A deployment profile contains a root package.json configuration file that contains all the default configuration for the engines that the profile supports and default configuration for the compiler. That package.json is merged with the project's configuration file, with the latter taking precedence.

During compilation, DataSQRL produces physical plans for all configured engines in the targeted data pipeline/microservice topology as configured in the (potentially merged) project configuration files. The physical plans are written as JSON documents to the build/plan directory with one file per engine with the name of the engine.

As the final step of the compilation process, the deployment assets from the deployment profile are copied to the build/deploy folder and all Freemarker templates (i.e. files ending in .ftl) are instantiated with the values from the physical plans for each engine.

Once the compilation completes, the deployment assets in the build/deploy folder are ready to be deployed or executed locally.

Custom Deployment Values

The values section of the DataSQRL configuration allows you to specify configuration values that are passed through to the deployment profile and can be referenced in the deployment profile templates.

This allows you to specify runtime configuration in the project configuration file.

Creating Deployment Profiles

Creating a custom deployment profile allows you to:

  1. Target your specific data infrastructure
  2. Customize the deployment to your needs
  3. Standardize DataSQRL project development and deployment in your organization.

A deployment profile consists of:

  • A package.json configuration file that is used as the basis for all DataSQRL projects that use this profile.

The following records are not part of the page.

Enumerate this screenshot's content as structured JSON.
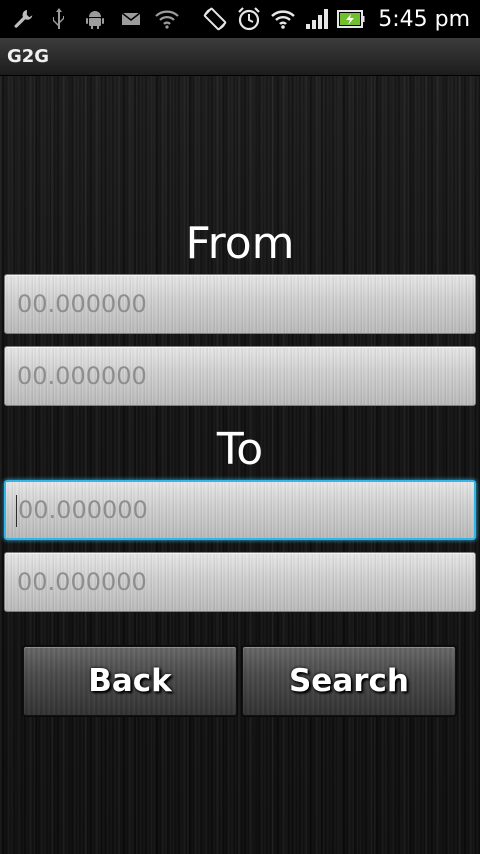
{
  "status_bar": {
    "time": "5:45 pm",
    "notification_icons": [
      "wrench-icon",
      "usb-icon",
      "android-debug-icon",
      "email-icon",
      "wifi-available-icon"
    ],
    "system_icons": [
      "screen-rotation-icon",
      "alarm-clock-icon",
      "wifi-icon",
      "signal-strength-icon",
      "battery-charging-icon"
    ]
  },
  "app": {
    "title": "G2G"
  },
  "from": {
    "label": "From",
    "latitude": {
      "value": "",
      "placeholder": "00.000000"
    },
    "longitude": {
      "value": "",
      "placeholder": "00.000000"
    }
  },
  "to": {
    "label": "To",
    "latitude": {
      "value": "",
      "placeholder": "00.000000"
    },
    "longitude": {
      "value": "",
      "placeholder": "00.000000"
    }
  },
  "buttons": {
    "back_label": "Back",
    "search_label": "Search"
  },
  "colors": {
    "focus_accent": "#33b5e5",
    "label_text": "#ffffff",
    "placeholder_text": "#8e8e8e"
  }
}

This file is placed in the root of the deployment profile.
  • A folder for each engine that is supported by the profile with engine specific deployment artifacts.
  • Any other "shared" deployment assets that are used across the engines or that pull the individual engines together into one deployment (e.g. a docker compose template). Those are placed in the root of the deployment profile.

The templates are instantiated with the values from the physical plan documents and any values specified in the project configuration under values. In addition, the templating engine also provides these variables:

  • config: the full package.json file
  • environment: The current system environment.

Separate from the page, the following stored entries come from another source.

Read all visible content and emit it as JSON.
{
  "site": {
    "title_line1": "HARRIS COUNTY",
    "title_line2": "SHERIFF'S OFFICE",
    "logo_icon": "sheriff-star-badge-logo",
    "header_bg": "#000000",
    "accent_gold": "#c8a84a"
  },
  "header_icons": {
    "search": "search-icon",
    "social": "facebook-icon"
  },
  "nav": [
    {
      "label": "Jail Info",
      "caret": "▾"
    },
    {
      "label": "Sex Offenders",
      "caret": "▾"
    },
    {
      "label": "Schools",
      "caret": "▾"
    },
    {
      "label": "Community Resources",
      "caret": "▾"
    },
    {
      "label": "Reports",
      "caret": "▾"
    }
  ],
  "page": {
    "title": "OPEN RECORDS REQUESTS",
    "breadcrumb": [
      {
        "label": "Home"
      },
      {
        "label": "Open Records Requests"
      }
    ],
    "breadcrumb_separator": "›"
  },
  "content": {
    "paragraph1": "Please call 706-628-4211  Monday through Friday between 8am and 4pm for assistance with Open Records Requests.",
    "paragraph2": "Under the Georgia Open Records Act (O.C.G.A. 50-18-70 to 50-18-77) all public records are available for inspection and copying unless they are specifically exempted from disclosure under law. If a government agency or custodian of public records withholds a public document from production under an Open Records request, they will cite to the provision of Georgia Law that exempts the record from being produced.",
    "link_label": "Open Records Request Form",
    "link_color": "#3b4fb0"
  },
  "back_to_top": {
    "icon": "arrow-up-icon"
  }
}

When building your own deployment profile, it is best to start with an existing profile and iterate from there. Take a look at the default DataSQRL profiles.

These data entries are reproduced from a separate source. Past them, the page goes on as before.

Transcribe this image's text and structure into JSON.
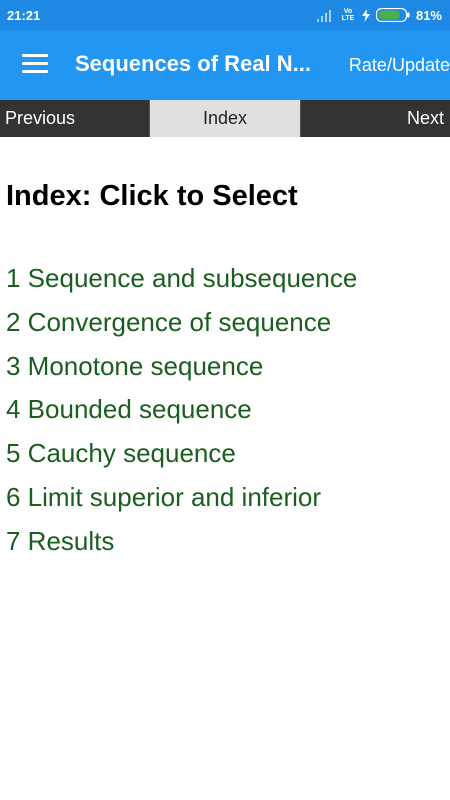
{
  "status_bar": {
    "time": "21:21",
    "network": "Vo LTE",
    "battery_percent": "81%",
    "battery_level": 0.81,
    "icons": [
      "signal-icon",
      "volte-icon",
      "charging-icon",
      "battery-icon"
    ]
  },
  "app_bar": {
    "title": "Sequences of Real N...",
    "rate_update": "Rate/Update",
    "menu_icon": "hamburger-menu-icon"
  },
  "nav": {
    "previous": "Previous",
    "index": "Index",
    "next": "Next"
  },
  "content": {
    "heading": "Index: Click to Select",
    "items": [
      "1 Sequence and subsequence",
      "2 Convergence of sequence",
      "3 Monotone sequence",
      "4 Bounded sequence",
      "5 Cauchy sequence",
      "6 Limit superior and inferior",
      "7 Results"
    ]
  },
  "colors": {
    "status_bar": "#1e88e5",
    "app_bar": "#2196f3",
    "nav_dark": "#333333",
    "nav_active": "#e0e0e0",
    "link_green": "#1b5e20"
  }
}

Deployment profiles can be merged. This is useful to overwrite the (templated) deployment assets for one engine without affecting the other engines. Deployment profiles are merged on a per-folder level. Often it is sufficient to overwrite just one engine instead of defining a completely new deployment profile. To use such incremental deployment profiles, you specify the profiles field in the package.json as an array of deployment profiles that contains the base/default deployment profile and the incremental one.

Deployment profiles can be uploaded to the repository and resolved as dependencies in DataSQRL projects with versioning for consistency, reuse, and collaboration.